Like all books by Himmelfarb, this one is erudite, well written, informative, insightful and sure to upset the politically correct which for me makes it five stars.
In first presenting the historical information about Darwin and his theory and then analyzing their historical and cultural effects, the author does a comprehensive job in presenting a balanced picture. However it is just this evenhandedness which will incite those secularists who hold Darwin up as the destroyer of God and the founder of the Scientific view of creation for Himmelfarb shows that Darwin himself never made these kind of claims, and that indeed the theory is just that- almost a pure thought hypothesis that has NEVER been experimentally verified, for in all the millions of fossils discovered to date there has never been an example of one species "evolving" into another, the cornerstone of what Darwin was trying to explain. While excuses abound for why this is so, nonetheless it is a fact which glaringly highlights that, while Darwin postulated A scenario for evolution, it may not be THE scenario.
Another interesting fact the author reveals is that many of the original defenders of the theory did so less from being convinced of its truth than for the "freedom" it offered from religious constraints on scientific inquiry, again highlighting the fact that it was more a philosophical revolution and less a scientific one that Darwin initiated.
As for the popular Liberal claim that God was no longer necessary because of natural selection, well, anytime science attempts to deal with metaphysical questions of "why" as opposed to how, it runs into problems which it cannot, almost by definition, answer. Specifically in this case, the claim that mutations are random is impossible to verify scientifically. How can we prove there was no underlying reason for the way change occurred, even if natural selection vetted these alterations and picked winners and losers? Even Richard Dawkins, the acclaimed scientist and radical atheist, believes evolution is geared to complexity. If it were truly random, why would this be so?

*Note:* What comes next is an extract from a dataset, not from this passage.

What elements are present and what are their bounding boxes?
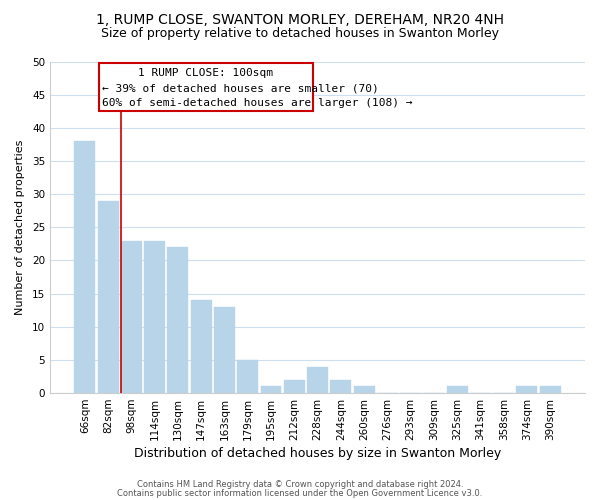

In dealing with these and other aspects of the debate the author is enlightening and informative, assuming you are not so closed minded that any detour from the Liberally approved path is forbidden. Himmelfarb is a brilliant historian and thinker who presents the facts and allows the reader to draw his own conclusions. It is the kind of refreshing attitude that Darwin's supporters once prized, before Darwin himself became ossified as dogma for many of his current day followers who mistakenly consider themselves openminded.